During his first week back in office, Trump signed a flurry of executive orders, some of which are aimed at correcting that imbalance. In one example, he signed a “Presidential Memorandum to deliver emergency price relief,” calling on his administration to cut down on regulations and find ways to expand the housing supply.

The market is more concerned with other parts of the president’s agenda, most urgently getting clarity around which countries may be tariffed — and at what rate. That issue joins four others at the top of investors’ minds, Mohamed El-Erian told Yahoo Finance this week.

Aside from trade, they include energy, immigration, deregulation, and fiscal stuff like tax policy.

But El-Erian, president of Queens’ College at Cambridge University and an adviser to Allianz, said it will also be vital for Trump to address the K-shaped economy, an issue the veteran strategist has been highlighting for some time.

“The issue of dispersion or what a lot of people call the K-shaped economy, where the rich are doing better, but the poor continue to struggle — that was very well understood by President Trump,” El-Erian said. “And that is the reason why the electorate didn't appreciate the economic exceptionalism that everybody talks about.”
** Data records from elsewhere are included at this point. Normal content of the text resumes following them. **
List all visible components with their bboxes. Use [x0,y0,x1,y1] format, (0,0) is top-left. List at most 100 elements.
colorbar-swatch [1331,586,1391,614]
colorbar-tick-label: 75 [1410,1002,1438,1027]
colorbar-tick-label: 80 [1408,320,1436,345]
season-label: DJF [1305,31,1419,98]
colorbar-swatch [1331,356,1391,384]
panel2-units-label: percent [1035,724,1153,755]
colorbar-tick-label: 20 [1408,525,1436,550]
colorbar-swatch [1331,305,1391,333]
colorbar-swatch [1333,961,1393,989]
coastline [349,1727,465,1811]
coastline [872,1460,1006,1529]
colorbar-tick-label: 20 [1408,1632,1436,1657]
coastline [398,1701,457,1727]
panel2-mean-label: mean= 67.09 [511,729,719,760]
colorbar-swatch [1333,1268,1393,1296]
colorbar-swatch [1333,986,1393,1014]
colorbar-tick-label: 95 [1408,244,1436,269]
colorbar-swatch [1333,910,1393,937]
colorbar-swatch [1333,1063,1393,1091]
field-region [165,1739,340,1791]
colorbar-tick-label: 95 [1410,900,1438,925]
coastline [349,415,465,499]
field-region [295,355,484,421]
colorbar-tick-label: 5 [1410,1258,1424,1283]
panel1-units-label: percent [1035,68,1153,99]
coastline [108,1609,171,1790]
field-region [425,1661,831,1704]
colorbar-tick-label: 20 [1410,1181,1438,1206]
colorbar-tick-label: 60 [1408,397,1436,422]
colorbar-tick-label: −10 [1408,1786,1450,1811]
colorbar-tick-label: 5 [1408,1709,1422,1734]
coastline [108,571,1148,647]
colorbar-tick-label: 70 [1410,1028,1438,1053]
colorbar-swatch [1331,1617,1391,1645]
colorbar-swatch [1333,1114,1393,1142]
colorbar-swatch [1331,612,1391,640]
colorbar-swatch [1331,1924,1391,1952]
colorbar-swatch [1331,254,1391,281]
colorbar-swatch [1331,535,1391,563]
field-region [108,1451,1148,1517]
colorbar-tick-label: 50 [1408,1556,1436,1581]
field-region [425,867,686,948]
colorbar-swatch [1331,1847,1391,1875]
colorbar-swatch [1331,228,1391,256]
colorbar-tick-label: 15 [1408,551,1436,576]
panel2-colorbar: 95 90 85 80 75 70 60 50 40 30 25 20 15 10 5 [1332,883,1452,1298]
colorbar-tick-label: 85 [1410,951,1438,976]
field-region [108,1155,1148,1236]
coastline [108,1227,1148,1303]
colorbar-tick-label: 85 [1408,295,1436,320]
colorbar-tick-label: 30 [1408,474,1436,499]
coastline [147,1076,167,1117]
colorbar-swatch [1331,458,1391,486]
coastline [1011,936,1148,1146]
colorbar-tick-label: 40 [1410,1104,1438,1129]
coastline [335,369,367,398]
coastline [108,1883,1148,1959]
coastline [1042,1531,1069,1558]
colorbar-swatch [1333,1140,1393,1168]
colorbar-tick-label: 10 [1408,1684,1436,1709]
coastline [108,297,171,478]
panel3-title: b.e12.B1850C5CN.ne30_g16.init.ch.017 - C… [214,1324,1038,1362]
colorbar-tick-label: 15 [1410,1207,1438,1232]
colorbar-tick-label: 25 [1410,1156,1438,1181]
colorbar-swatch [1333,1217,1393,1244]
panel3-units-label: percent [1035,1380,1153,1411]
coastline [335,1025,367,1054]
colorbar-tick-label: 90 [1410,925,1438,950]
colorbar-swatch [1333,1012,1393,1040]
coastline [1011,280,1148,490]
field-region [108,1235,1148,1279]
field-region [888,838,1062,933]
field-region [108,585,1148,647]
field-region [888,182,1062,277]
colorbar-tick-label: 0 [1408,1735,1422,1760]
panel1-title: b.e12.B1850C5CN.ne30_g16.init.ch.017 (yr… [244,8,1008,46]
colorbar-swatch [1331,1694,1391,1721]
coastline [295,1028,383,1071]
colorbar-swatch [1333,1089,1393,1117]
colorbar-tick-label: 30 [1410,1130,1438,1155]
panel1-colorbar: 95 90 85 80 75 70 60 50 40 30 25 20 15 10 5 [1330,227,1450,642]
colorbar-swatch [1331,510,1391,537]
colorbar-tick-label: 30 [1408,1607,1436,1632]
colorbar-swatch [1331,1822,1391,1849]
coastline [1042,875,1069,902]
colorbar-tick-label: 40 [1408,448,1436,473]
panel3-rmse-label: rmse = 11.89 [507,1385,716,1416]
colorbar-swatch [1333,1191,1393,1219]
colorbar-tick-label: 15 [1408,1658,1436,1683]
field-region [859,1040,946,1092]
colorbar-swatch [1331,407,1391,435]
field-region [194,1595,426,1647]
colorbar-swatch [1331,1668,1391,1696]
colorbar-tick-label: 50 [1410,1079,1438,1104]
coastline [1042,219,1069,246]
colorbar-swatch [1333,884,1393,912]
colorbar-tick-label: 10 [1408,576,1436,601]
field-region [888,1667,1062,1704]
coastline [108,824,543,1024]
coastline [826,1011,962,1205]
The vibecession, as we heard about last year.

Trump has made some early gestures in the direction of working on improving the fortunes of lower-income Americans, including the memo mentioned above. He told an audience in Davos that he wanted Saudi Arabia and OPEC to lower oil prices and said he would “demand” that interest rates come down.

But there’s another K-shape besides the “internal divergence between the rich and poor,” as El-Erian put it: the K-shape of the global economy, with another gap between the winning US and the losing China and Europe. It presents a second challenge for Trump since sustained US growth is unlikely to come at the expense of its allies and adversaries via tariffs and trade spats.

“Either we're going to level up the global economy, or we're going to level down the global economy,” El-Erian said. “And leveling up is a hell of a lot better than leveling down.”

This leaves investors with two questions. Just how big an upside can the US get from demanding things? But perhaps more importantly, and a lesson from Trump 1.0, is whether the "Art of the Deal" author's trade spats can end up merely as aggressive overtures to profitable deals that lifts all boats.